5)自分の好きなクルマやグレードが選べる「オートローン」
素直に「ローン」で購入するという手段を選べば、リセールバリューを気にせずグレードやボディカラーといった仕様を選ぶことができるのはクルマ好きとしてはメリットだろう。場合によっては6年ほどの長期支払いになるケースもあるだろうが、いずれにしてもローンを完済すれば、所有者も自分になり名実ともに愛車を手に入れることができる。
ただし、長期ローンを組むほどトータルでの金利負担が大きくなってしまうのはデメリットだ。一方で、ディーラー系のローンを利用すると値引きが大きくなる傾向もある。そのあたりのトータルでの支払い額についてしっかりと計算して検討するのが賢いローンの利用法だ。
6)長期保有するならもっともローコスト「現金払い」
購入時の負担は大きいが、トータルでの支払い額についてはもっとも抑えることができるのが「現金払い」だ。金利もかからなければ、リースのような違約金も発生しない。さらに納車されたときから車検証の所有者欄に自分の名前が入っているのは、マニアックだが所有欲を満たしてくれる。

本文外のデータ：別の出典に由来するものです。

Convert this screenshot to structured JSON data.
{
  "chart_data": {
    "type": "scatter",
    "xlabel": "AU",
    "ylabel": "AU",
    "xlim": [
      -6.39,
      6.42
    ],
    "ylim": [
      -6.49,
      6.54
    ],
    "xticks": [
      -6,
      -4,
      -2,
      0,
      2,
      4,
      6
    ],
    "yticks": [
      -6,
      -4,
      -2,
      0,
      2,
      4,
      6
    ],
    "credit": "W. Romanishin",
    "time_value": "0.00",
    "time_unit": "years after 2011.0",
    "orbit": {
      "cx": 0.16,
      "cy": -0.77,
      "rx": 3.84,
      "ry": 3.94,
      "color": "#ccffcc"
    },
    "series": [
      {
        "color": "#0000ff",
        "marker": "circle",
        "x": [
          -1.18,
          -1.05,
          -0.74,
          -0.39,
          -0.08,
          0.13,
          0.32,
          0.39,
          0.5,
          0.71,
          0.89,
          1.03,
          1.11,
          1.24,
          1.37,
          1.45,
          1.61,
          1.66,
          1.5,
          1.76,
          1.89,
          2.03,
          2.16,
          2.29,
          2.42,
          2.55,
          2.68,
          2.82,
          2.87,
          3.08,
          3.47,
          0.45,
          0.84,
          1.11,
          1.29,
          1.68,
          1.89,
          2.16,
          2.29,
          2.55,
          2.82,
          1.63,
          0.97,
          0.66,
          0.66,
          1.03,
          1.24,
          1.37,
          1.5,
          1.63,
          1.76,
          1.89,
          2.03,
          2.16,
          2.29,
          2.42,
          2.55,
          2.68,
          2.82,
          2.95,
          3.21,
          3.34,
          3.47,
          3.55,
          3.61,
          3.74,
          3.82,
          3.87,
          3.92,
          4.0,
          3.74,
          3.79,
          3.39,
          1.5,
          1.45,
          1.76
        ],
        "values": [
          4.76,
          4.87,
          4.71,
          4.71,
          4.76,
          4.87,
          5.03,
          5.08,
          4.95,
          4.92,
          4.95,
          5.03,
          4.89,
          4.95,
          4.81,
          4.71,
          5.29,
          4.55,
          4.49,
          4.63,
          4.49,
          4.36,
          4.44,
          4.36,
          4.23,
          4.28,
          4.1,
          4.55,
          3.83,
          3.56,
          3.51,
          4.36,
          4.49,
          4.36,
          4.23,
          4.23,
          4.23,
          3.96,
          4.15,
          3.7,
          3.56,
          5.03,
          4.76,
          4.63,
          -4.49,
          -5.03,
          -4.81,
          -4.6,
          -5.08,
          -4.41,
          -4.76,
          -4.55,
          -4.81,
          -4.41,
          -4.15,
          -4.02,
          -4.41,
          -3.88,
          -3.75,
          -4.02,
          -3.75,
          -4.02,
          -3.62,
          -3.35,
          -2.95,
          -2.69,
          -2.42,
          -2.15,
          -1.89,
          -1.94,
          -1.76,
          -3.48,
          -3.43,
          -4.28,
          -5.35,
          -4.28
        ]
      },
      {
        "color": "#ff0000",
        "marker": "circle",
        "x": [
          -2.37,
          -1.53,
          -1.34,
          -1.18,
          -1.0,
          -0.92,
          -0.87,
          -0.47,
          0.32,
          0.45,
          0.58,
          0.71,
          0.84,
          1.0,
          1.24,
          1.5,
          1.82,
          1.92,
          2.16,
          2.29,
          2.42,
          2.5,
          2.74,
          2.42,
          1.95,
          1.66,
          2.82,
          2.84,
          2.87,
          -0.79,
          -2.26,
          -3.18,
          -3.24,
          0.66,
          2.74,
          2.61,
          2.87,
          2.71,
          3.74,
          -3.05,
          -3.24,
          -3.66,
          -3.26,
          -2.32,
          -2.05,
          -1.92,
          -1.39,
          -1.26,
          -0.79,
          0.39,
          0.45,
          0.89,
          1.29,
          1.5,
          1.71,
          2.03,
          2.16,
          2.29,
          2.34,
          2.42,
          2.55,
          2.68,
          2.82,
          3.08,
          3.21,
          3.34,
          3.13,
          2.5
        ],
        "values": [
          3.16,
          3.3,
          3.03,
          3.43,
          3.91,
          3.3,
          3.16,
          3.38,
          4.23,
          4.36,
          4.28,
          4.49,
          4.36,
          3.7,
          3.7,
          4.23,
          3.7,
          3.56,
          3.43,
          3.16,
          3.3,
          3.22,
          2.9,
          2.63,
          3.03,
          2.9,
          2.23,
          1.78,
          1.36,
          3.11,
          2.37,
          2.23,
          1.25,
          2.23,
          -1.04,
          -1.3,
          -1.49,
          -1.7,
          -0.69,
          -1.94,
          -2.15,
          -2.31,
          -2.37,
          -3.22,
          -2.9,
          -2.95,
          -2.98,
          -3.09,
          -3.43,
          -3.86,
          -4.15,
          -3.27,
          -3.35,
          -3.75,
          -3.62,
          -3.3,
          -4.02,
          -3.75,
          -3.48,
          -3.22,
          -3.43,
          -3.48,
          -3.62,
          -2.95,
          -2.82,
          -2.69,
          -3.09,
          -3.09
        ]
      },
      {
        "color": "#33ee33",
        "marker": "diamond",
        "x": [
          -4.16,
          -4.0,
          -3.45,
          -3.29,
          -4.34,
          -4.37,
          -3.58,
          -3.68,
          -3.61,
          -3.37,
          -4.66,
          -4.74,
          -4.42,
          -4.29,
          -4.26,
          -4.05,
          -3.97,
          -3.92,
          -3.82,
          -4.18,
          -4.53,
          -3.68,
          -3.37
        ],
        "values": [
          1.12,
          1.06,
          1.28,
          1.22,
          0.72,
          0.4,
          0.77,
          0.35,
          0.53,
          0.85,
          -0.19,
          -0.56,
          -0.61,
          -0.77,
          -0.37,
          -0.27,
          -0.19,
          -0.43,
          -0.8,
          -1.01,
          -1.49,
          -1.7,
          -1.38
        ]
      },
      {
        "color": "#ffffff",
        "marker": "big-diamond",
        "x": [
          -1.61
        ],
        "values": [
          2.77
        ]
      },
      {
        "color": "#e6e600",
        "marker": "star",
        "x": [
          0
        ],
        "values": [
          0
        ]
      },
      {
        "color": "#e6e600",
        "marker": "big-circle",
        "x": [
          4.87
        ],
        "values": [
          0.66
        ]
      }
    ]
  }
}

欲しいクルマの購入費用をポンと支払えるだけの余裕があれば、まったくデメリットのない買い方ともいえるが、欲しいクルマを現金で買うために貯金を続けているというのは人生として見ると損といえる面もある。本当は若いときに乗りたかったのに、お金が溜まったときにはライフステージが変わってしまい、購入に踏み切れなかったとなれば、なんのために我慢してきたかわからない。そうであればローンでもなんでも利用して、乗りたいときに乗ってしまうのが、カーライフとしては充実しているかもしれない。
7)ホンダから登場! 現金購入と残価設定のハイブリッドタイプ
では、金利負担をなくして、なおかつ貯金が目標まで達していなくても新車を買う方法はあるのか。じつは「ある」のだ。それがホンダ系ディーラーのはじめた「バリ保」と呼ばれる買い方で、現金購入と残価設定ローンを足して割ったような仕組み。
毎月の面倒な支払いや金利負担をなくすことができる新しい新車の買い方だ。ただし、こちらも3年後に本当に所有しようと思ったら、残価を一括で支払う必要がある。そのため、結局は3年間お金を貯めておかなくてはいけない。ただし、現金購入でもできるという予算のあるユーザーが「バリ保」を利用することで、余った予算を投資してうまく回すことができれば、3年後には資産が増えている可能性もある。もちろん、減ってしまう可能性もあるので、捕らぬ狸の皮算用にならないよう気をつけてもらいたい。